The reason for the failures of the other algorithms can be a whole complex of features of the ultrasound image, such as:

  • Noisy image,

  • The absence of clearly defined contours of objects,

  • Gray-scale representation.

The obtained results led to the idea of cooperative use of algorithms: to build a reliable tracking system, it is proposed to use Kernelized Correlation Filters as the main algorithm and in rare cases of its failure to call the Channel Spatial Reliability algorithm, which, despite the lower operation speed, will eliminate dropped frames. The workflow might look like this:

  1. 1.

    Sequential processing of video frames using the KCF tracker.

  2. 2.

    If the KCF tracker fails, the CSRT algorithm is reinitialized with the last successful processed frame and repeats the search on the frame that caused the failure.

  3. 3.

    If step 2 is repeated several (supposedly 3-5 frames) times, the main KCF algorithm is reinitialized with the data received from the backup CSRT tracker.

  4. 4.

    Probably, it makes sense to go to step 2 in case of failure and when the arithmetic means of the distance according to CD criterion exceeds a certain predetermined threshold and/or the value of Intersection over Union criterion exceeds the value of FPP criterion.

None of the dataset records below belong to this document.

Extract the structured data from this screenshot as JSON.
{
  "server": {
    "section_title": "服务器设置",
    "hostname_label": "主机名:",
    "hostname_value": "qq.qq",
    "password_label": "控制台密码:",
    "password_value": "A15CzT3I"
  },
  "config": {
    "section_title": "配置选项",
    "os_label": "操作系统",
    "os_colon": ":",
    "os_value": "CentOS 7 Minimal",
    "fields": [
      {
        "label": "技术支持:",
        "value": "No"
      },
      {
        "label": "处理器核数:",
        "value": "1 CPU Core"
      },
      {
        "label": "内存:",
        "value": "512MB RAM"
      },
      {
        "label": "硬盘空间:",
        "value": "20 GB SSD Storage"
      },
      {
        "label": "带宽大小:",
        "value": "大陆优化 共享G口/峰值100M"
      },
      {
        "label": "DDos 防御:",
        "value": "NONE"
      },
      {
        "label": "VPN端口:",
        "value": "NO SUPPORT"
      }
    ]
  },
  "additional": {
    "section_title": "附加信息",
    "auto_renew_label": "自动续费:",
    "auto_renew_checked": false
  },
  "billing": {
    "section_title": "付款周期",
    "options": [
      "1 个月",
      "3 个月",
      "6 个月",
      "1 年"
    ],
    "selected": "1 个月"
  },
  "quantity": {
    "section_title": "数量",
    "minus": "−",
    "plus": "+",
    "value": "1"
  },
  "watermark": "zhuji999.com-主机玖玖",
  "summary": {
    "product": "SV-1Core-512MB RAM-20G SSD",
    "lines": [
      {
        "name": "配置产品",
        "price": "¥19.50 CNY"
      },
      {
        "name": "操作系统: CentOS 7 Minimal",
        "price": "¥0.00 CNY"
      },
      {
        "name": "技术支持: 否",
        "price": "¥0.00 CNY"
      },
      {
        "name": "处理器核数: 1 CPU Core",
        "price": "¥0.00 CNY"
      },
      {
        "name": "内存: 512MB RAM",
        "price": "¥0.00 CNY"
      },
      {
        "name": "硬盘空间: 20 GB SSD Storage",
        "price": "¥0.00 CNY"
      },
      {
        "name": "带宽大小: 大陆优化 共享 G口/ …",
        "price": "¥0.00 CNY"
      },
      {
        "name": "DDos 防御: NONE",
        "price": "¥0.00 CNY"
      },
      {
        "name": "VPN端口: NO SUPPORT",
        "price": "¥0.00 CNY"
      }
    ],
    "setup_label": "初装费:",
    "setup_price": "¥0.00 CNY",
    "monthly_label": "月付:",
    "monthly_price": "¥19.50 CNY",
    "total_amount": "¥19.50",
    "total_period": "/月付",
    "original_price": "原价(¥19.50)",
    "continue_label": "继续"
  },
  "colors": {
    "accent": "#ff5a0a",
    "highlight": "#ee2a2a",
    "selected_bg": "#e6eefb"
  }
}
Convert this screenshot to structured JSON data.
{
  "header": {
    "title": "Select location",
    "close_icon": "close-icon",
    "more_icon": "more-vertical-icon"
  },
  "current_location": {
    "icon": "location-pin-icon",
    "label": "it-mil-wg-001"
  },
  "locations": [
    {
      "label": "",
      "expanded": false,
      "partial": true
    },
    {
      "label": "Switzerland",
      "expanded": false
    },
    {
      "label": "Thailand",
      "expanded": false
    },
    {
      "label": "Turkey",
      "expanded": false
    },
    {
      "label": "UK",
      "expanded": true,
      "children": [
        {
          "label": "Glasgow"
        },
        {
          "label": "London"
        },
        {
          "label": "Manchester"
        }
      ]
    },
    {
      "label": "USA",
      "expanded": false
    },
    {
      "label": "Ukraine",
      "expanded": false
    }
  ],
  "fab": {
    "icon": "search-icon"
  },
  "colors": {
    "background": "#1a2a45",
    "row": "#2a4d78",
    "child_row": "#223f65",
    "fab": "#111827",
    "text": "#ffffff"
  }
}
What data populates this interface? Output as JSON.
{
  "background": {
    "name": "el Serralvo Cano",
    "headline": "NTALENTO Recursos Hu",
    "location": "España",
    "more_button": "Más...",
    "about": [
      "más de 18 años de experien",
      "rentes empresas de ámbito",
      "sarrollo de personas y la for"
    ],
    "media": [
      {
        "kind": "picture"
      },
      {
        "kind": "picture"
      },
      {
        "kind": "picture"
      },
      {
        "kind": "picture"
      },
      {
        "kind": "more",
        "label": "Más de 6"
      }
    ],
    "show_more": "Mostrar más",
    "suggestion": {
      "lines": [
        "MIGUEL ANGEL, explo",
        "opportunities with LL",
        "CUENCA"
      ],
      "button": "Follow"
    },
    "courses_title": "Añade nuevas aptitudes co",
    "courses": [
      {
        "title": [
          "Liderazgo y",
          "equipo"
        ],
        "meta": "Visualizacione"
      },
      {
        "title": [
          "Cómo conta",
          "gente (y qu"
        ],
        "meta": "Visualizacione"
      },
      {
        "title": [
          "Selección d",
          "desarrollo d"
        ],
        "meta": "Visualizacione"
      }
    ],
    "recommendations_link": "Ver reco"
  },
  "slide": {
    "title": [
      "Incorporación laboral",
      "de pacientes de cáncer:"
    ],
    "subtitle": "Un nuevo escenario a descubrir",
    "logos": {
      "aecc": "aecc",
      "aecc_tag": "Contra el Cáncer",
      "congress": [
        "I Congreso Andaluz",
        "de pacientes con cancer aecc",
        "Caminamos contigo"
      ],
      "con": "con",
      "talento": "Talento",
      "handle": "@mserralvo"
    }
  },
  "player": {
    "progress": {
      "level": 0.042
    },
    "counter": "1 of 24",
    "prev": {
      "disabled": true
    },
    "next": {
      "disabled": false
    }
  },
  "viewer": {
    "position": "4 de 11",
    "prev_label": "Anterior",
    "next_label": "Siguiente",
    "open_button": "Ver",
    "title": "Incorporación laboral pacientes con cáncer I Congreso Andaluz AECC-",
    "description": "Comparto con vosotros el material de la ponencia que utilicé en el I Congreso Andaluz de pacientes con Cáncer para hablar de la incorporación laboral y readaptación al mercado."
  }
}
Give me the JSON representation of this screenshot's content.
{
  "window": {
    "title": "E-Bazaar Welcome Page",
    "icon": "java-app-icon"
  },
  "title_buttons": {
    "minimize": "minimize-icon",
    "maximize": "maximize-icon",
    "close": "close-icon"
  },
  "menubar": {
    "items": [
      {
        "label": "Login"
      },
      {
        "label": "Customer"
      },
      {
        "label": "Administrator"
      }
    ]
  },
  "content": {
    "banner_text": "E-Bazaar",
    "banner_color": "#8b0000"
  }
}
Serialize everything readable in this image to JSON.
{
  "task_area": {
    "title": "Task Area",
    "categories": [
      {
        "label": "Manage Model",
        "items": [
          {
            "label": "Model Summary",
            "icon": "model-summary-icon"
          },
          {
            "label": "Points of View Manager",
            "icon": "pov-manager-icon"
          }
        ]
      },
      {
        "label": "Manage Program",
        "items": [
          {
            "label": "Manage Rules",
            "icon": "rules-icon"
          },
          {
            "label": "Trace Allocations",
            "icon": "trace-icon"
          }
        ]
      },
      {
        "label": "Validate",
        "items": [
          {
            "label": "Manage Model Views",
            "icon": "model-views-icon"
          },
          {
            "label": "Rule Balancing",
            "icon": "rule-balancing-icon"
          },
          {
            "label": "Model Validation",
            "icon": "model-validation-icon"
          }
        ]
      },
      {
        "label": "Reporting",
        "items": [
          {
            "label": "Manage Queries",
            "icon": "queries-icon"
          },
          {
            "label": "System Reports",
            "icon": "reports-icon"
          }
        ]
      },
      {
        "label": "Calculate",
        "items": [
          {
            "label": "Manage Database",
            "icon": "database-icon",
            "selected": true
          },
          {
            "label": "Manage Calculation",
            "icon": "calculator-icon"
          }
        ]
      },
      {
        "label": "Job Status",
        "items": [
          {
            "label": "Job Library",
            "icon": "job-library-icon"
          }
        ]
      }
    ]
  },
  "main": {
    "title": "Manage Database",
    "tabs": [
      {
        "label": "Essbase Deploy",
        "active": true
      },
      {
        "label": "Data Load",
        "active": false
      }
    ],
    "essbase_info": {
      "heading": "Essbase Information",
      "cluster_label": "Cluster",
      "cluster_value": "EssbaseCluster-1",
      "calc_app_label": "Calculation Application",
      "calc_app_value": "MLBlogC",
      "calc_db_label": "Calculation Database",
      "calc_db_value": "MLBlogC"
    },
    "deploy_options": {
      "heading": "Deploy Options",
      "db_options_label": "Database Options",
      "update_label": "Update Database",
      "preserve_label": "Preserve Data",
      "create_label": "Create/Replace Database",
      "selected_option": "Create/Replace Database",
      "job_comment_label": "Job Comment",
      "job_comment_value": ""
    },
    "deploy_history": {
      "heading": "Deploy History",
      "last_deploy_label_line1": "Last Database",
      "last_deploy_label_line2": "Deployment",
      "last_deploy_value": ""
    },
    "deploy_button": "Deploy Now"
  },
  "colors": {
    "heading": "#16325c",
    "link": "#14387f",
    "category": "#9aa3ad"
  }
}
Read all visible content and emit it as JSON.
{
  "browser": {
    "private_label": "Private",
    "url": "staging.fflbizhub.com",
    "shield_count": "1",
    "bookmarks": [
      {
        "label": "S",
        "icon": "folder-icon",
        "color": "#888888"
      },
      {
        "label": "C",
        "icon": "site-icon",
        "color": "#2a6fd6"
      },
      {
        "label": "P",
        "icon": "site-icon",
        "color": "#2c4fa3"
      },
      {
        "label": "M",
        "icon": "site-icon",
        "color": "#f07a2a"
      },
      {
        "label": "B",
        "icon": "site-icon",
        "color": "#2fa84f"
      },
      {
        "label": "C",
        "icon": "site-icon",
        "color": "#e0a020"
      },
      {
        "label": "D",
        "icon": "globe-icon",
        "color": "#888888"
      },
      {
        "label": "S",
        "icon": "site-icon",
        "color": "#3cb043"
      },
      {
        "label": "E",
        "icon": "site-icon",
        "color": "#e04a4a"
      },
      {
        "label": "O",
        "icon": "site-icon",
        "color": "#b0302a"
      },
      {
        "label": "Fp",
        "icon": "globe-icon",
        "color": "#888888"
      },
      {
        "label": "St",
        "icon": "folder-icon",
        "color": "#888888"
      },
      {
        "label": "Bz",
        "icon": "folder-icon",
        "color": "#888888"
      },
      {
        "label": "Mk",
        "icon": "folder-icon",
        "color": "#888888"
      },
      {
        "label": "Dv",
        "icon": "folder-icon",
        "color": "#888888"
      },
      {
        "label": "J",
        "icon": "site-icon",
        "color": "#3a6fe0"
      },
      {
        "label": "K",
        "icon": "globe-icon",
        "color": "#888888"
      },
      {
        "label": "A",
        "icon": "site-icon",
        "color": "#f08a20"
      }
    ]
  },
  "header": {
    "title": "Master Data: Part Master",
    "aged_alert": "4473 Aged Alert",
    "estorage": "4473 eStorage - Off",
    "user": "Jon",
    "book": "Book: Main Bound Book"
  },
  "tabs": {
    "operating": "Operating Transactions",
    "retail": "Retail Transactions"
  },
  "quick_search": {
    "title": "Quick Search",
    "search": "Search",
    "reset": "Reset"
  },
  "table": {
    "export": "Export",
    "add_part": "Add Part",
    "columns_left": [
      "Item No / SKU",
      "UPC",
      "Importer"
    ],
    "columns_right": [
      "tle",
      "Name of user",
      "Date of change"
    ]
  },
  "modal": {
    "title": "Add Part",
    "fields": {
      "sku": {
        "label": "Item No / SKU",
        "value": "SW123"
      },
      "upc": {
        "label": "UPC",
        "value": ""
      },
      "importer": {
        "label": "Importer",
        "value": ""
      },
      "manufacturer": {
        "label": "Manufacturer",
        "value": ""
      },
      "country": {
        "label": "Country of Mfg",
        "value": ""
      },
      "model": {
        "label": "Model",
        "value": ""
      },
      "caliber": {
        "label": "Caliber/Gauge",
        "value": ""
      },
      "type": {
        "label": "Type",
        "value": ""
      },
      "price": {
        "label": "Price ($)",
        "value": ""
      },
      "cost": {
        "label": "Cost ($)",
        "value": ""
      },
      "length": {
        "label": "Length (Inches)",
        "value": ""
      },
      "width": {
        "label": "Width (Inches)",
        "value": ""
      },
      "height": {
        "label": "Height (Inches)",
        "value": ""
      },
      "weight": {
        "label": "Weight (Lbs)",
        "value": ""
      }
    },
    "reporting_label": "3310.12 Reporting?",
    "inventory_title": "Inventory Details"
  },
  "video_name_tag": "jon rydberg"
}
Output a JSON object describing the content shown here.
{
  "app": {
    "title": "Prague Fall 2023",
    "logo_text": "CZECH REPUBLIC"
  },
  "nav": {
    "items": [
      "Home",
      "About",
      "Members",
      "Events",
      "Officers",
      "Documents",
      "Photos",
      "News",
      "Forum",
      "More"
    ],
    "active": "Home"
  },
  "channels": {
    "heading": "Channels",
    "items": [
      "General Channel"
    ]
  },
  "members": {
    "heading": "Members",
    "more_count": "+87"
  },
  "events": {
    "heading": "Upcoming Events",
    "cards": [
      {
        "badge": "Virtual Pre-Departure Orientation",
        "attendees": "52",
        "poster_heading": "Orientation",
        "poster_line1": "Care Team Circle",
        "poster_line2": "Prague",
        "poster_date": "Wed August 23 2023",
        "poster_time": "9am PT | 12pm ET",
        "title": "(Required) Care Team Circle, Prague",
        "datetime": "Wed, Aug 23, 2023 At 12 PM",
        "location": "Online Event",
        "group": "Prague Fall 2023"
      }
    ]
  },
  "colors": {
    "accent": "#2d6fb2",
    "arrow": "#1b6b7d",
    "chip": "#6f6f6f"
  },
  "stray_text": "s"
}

The prototype of this application is on heavy development and group of authors hope to publish the result as soon as possible.

Thus, the conclusion of the work suggests that real-time neoplasm tracking is possible using a combination of the two algorithms. This will allow the system to reliably track target areas at frame rates in excess of 50 frames per second. Such development will be future work for this group of authors.